1. Do you have an IV team?


Ans. Yes. We do have an IV team.

2. How do the team help you? / What is their responsibilities? / What does the IV team do?
Ans.
 They take rounds and assess IV cannulas of all patients in the unit.
 They perform IV cannulation especially the difficult ones
 They supervise the infusion practices of the unit ensuring safe infusion therapy.
 They assess patients for IV complications and report to the incharges.
 They take sessions on IV therapy and complications for us.

3. Is competency assessment and privileging done for IV cannulation for you?


Ans. Yes. IV cannulation is a part of our Competency assessment and privileging.

4. Who does your competency assessment and privileging?


Ans. Competency assessment and privileging is done by incharge and nurse educator.

5. Is it important to do competency assessment and privileging for IV therapy on a regular basis?

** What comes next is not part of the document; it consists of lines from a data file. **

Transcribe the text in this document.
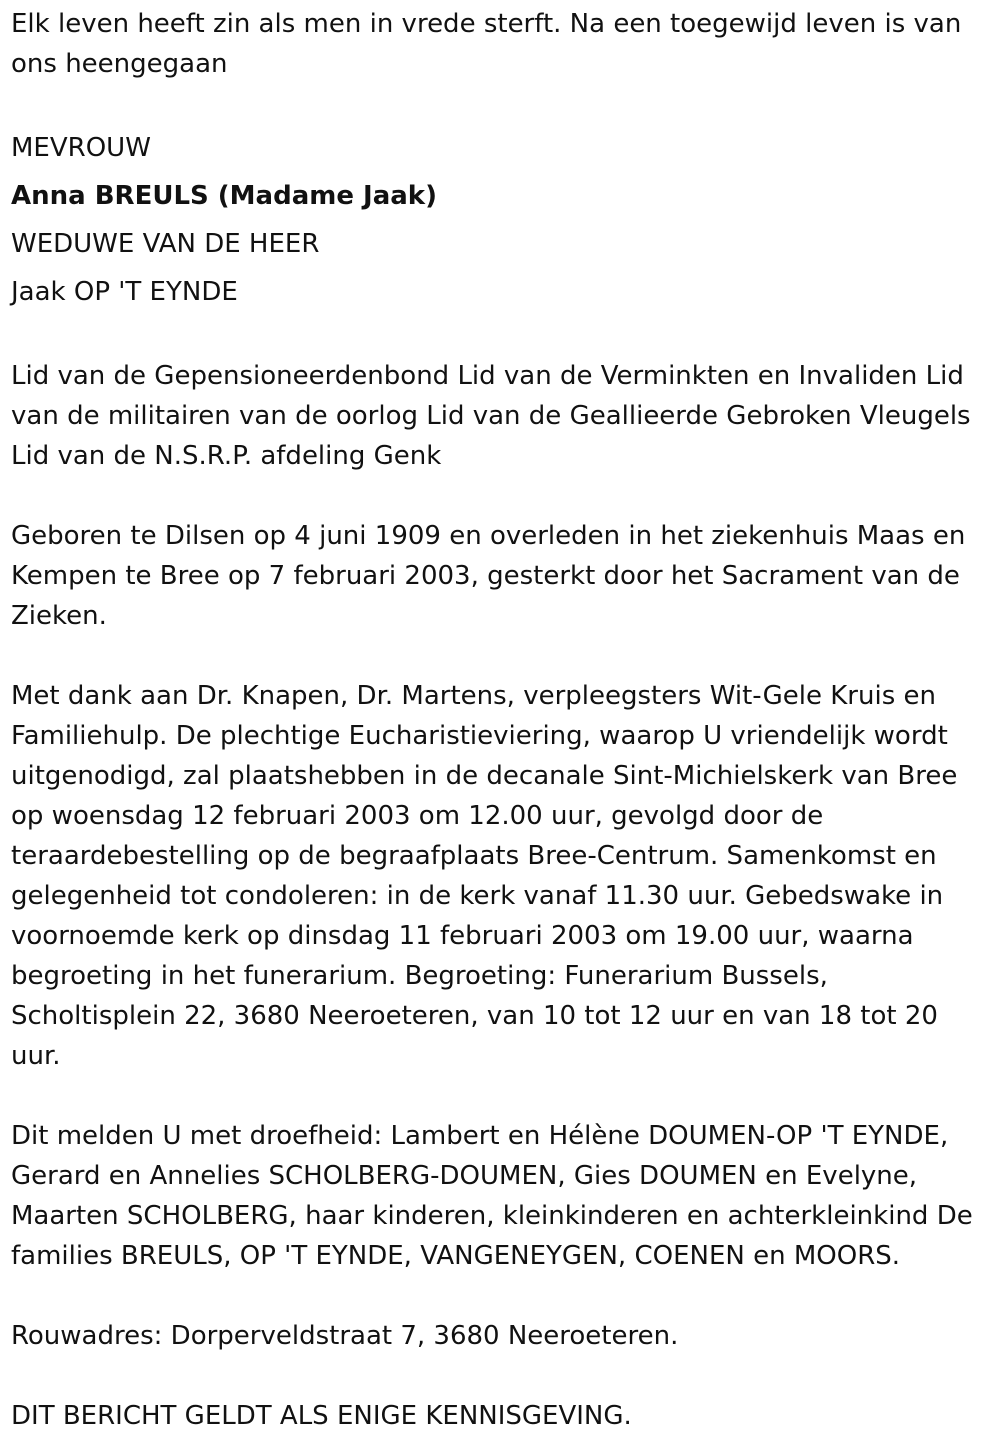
Elk leven heeft zin als men in vrede sterft. Na een toegewijd leven is van ons heengegaan

MEVROUW

Anna BREULS (Madame Jaak)

WEDUWE VAN DE HEER

Jaak OP 'T EYNDE

Lid van de Gepensioneerdenbond Lid van de Verminkten en Invaliden Lid van de militairen van de oorlog Lid van de Geallieerde Gebroken Vleugels Lid van de N.S.R.P. afdeling Genk

Geboren te Dilsen op 4 juni 1909 en overleden in het ziekenhuis Maas en Kempen te Bree op 7 februari 2003, gesterkt door het Sacrament van de Zieken.

Met dank aan Dr. Knapen, Dr. Martens, verpleegsters Wit-Gele Kruis en Familiehulp. De plechtige Eucharistieviering, waarop U vriendelijk wordt uitgenodigd, zal plaatshebben in de decanale Sint-Michielskerk van Bree op woensdag 12 februari 2003 om 12.00 uur, gevolgd door de teraardebestelling op de begraafplaats Bree-Centrum. Samenkomst en gelegenheid tot condoleren: in de kerk vanaf 11.30 uur. Gebedswake in voornoemde kerk op dinsdag 11 februari 2003 om 19.00 uur, waarna begroeting in het funerarium. Begroeting: Funerarium Bussels, Scholtisplein 22, 3680 Neeroeteren, van 10 tot 12 uur en van 18 tot 20 uur.

Dit melden U met droefheid: Lambert en Hélène DOUMEN-OP 'T EYNDE, Gerard en Annelies SCHOLBERG-DOUMEN, Gies DOUMEN en Evelyne, Maarten SCHOLBERG, haar kinderen, kleinkinderen en achterkleinkind De families BREULS, OP 'T EYNDE, VANGENEYGEN, COENEN en MOORS.

Rouwadres: Dorperveldstraat 7, 3680 Neeroeteren.

DIT BERICHT GELDT ALS ENIGE KENNISGEVING.
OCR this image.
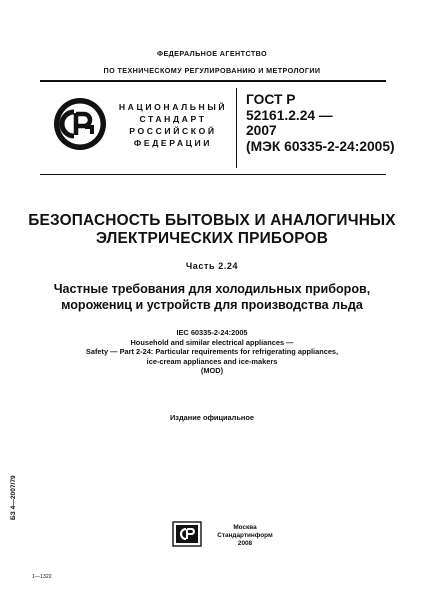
ФЕДЕРАЛЬНОЕ АГЕНТСТВО
ПО ТЕХНИЧЕСКОМУ РЕГУЛИРОВАНИЮ И МЕТРОЛОГИИ
НАЦИОНАЛЬНЫЙ
СТАНДАРТ
РОССИЙСКОЙ
ФЕДЕРАЦИИ
ГОСТ Р
52161.2.24 —
2007
(МЭК 60335-2-24:2005)
БЕЗОПАСНОСТЬ БЫТОВЫХ И АНАЛОГИЧНЫХ
ЭЛЕКТРИЧЕСКИХ ПРИБОРОВ
Часть 2.24
Частные требования для холодильных приборов,
морожениц и устройств для производства льда
IEC 60335-2-24:2005
Household and similar electrical appliances —
Safety — Part 2-24: Particular requirements for refrigerating appliances,
ice-cream appliances and ice-makers
(MOD)
Издание официальное
БЗ 4—2007/79
Москва
Стандартинформ
2008
1—1322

Ans. Yes. It is important to do competency assessment and privileging for IV therapy on a regular
basis as it will help to ensure safe infusion therapy and vascular access device insertion and its
management.

6. In case if you find that a product (for eg a syringe / cannula) is defective, what will you do?
Ans. If any product is found to be defective, it is immediately reported to the incharge and a CQI
(Continuous Quality Improvement) form is filled. The incharge sends a mail to the stores
regarding the product issues and the entire batch of the product is then recalled if the issue is
justified.

7. Do you take an informed consent? When do you take and who takes it?
Ans. Yes, We take informed consent for insertion of intravenous catheters like peripheral line
insertion, central line insertion, PICC line insertion and chemoport insertion. The clinican who
performs the procedure obtains the consent.

8. When do you take consent from a surrogate?


Ans. A surrogate gives consent if the patient is:
 Unconscious / delirious / under effect of sedation or anesthesia
 Minors / Adolescent (12 – 18 years of age) – Surrogate has to sign along with the
parent / guardian.
 Mentally incapacitated / mentally incapable of making the decision by himself / herself.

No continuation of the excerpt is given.